Dungeons & Dragons TRPG: Candlekeep Mysteries (Alternate Cover) (5e)
Umfang
Anthologie (17 Abenteuer à 4-8 Stunden Spielzeit)
Warum habe ich das AB gelesen?
Weil mich der Gedanke einer Anthologie gereizt hat, deren Abenteuer in und um eine alte Bibliothek angesiedelt sind (Ähm, ja. Siehe unten.).
Plot
Candlekeep ist eine riesige Bibliothek, komplett mit Hütern und Zugangsbeschränkungen, mit uralten Bücher und solchen, die in Sicherheitsverwahrung müssen. Die Abenteuer in diesem Sammelband starten jeweils in dieser Bibliothek.
Eindruck
Eines hat mich an diesem Buch enttäuscht, nämlich dass die überwiegende Mehrzahl der Abenteuer gar nicht in der Bibliothek spielt. Zwar ist der Plot Hook meist in der Bibliothek angesiedelt (entweder findet man ein Buch, das dann den Auslöser bildet, oder man wird von den Hütern angeworben, irgendwas für die Bibliothek zu erledigen), aber die Bibliothek selbst spielt für gewöhnlich keine oder nur eine winzige Rolle. Wenn man den Hook einfach auswechselt, könnten sie auch an einem beliebigen anderen Ort stattfinden, wo es Auftraggeber oder alte Bücher gibt. Entsprechend ist die Bibliothek auch gar nicht voll ausgearbeitet - es gibt nur eine oberflächliche Beschreibung (vor allem der äußeren, frei zugänglichen Bereiche) und eine Karte, das ist alles. Ich muss zugeben, dass ich davon ziemlich enttäuscht bin. Etikettenschwindel und so.
Die Abenteuer selbst sind sehr unterschiedlich, so dass ich sie hier einzeln kurz bespreche. Bei den Beurteilungen gilt wie immer: Mein Geschmack muss nicht der des Lesers sein, und ich bin auch kein typischer D&D-Spielleiter. Your mileage may therefore vary.

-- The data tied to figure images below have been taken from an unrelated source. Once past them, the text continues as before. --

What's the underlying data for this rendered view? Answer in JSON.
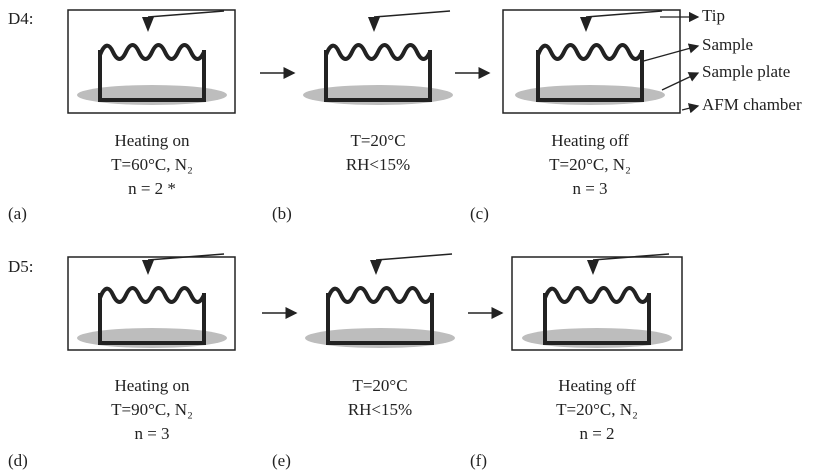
{
  "rows": [
    {
      "label": "D4:",
      "panels": [
        {
          "id": "(a)",
          "lines": [
            "Heating on",
            "T=60°C, N₂",
            "n = 2 *"
          ],
          "framed": true
        },
        {
          "id": "(b)",
          "lines": [
            "T=20°C",
            "RH<15%"
          ],
          "framed": false
        },
        {
          "id": "(c)",
          "lines": [
            "Heating off",
            "T=20°C, N₂",
            "n = 3"
          ],
          "framed": true
        }
      ]
    },
    {
      "label": "D5:",
      "panels": [
        {
          "id": "(d)",
          "lines": [
            "Heating on",
            "T=90°C, N₂",
            "n = 3"
          ],
          "framed": true
        },
        {
          "id": "(e)",
          "lines": [
            "T=20°C",
            "RH<15%"
          ],
          "framed": false
        },
        {
          "id": "(f)",
          "lines": [
            "Heating off",
            "T=20°C, N₂",
            "n = 2"
          ],
          "framed": true
        }
      ]
    }
  ],
  "legend": [
    "Tip",
    "Sample",
    "Sample plate",
    "AFM chamber"
  ]
}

- The Joy of Extradimensional Spaces: (Lvl 1) Die SC sollen einen Magier finden, der scheinbar in der Bibliothek verschollen ist. Wie sich herausstellt, ist er durch ein Portal in ein privates Forschungsrefugium in einer anderen Dimension geraten. Die SC finden ihn sehr schnell, durchsuchen aber trotzdem noch das Refugium (warum, hat sich mir nicht so recht erschlossen), werden dort eingeschlossen und müssen einen Ausweg finden. Wirkt auf mich insgesamt recht konstruiert, aber wenn man sich auf verschiedene "Und jetzt macht ihre Gruppe einfach mal DAS"-Entscheidungen einlässt, ist es vermutlich ganz lustig.

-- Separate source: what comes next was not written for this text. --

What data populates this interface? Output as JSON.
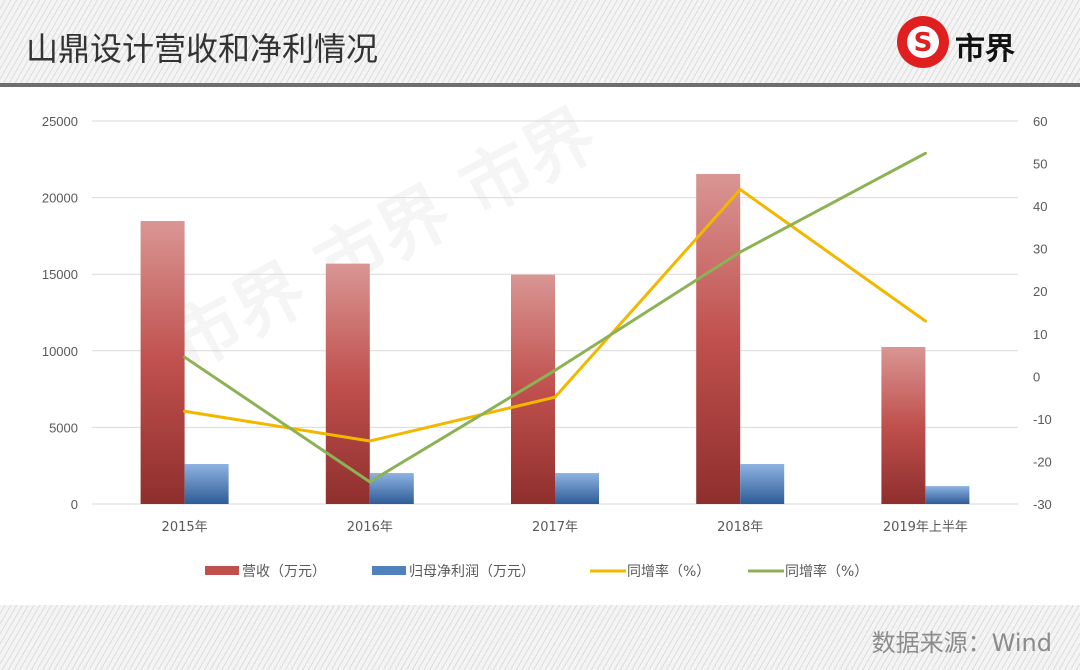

- Mazfroth's Mighty Digressions: (Lvl 2) Ein Buch aus der Bibliothek greift Leser an. Wie sich herausstellt, ist es gar kein Buch, sondern ein Gestaltwandler, und wo er herkommt, gibt es noch mehr davon. Die SC erhalten den Auftrag, dem Treiben ein Ende zu setzen, was sie dann nicht in der Bibliothek, sondern in Baldur's Gate tun müssen.

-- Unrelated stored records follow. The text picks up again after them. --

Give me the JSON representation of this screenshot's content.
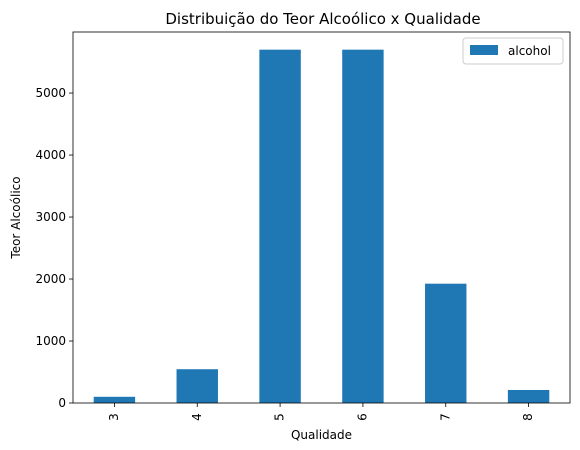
{
  "chart_data": {
    "type": "bar",
    "title": "Distribuição do Teor Alcoólico x Qualidade",
    "xlabel": "Qualidade",
    "ylabel": "Teor Alcoólico",
    "categories": [
      "3",
      "4",
      "5",
      "6",
      "7",
      "8"
    ],
    "series": [
      {
        "name": "alcohol",
        "values": [
          100,
          545,
          5700,
          5700,
          1925,
          210
        ]
      }
    ],
    "ylim": [
      0,
      5985
    ],
    "yticks": [
      0,
      1000,
      2000,
      3000,
      4000,
      5000
    ],
    "grid": false,
    "legend": "top-right",
    "bar_color": "#1f77b4"
  }
}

- Book of the Raven: (Lvl 3) Die SC finden ein Buch mit einer geheimnisvollen Karte darin, das einst von einem Raben in die Bibliothek gebracht wurde. Die Karte führt sie (ohne besondere Ereignisse, obwohl auf der Karte gleich mehrere eingezeichnet sind) zu einem alten Herrenhaus, in dem einige Werraben (die eigentlich die Guten sind) versuchen, sie zu vertreiben. Das beste, was man über das Abenteuer sagen kann ist, dass es stimmungsvoll ist. Es ist aber auch totaaaaal tragisch, stellenweise haarsträubend unlogisch und fängt diverse Handlungsfäden an, nur um sie dann im Sand verlaufen zu lassen. Ich hatte diverse "Und was sollte das jetzt?"-Momente beim Durchlesen.
- A Deep and Creeping Darkness: (Lvl 4) Die SC sollen herausfinden, was in einer aufgegebenen Mine geschehen ist, und ein Buch aus Candlekeep kann Hinweise liefern (das ist dann auch der einzige Bezug zur Bibliothek). Das Abenteuer an sich ist aber eigentlich ganz gut (ich will hier mal nicht mehr spoilern) - abgesehen von der eher sparsam ausgearbeiteten Mine ist es ziemlich creepy, und eine Gruppe, die sich hier nicht gut informiert oder gar den alten Grundsatz "Never Split the Party" nicht berücksichtigt, kann sich wohl neue Figuren bauen.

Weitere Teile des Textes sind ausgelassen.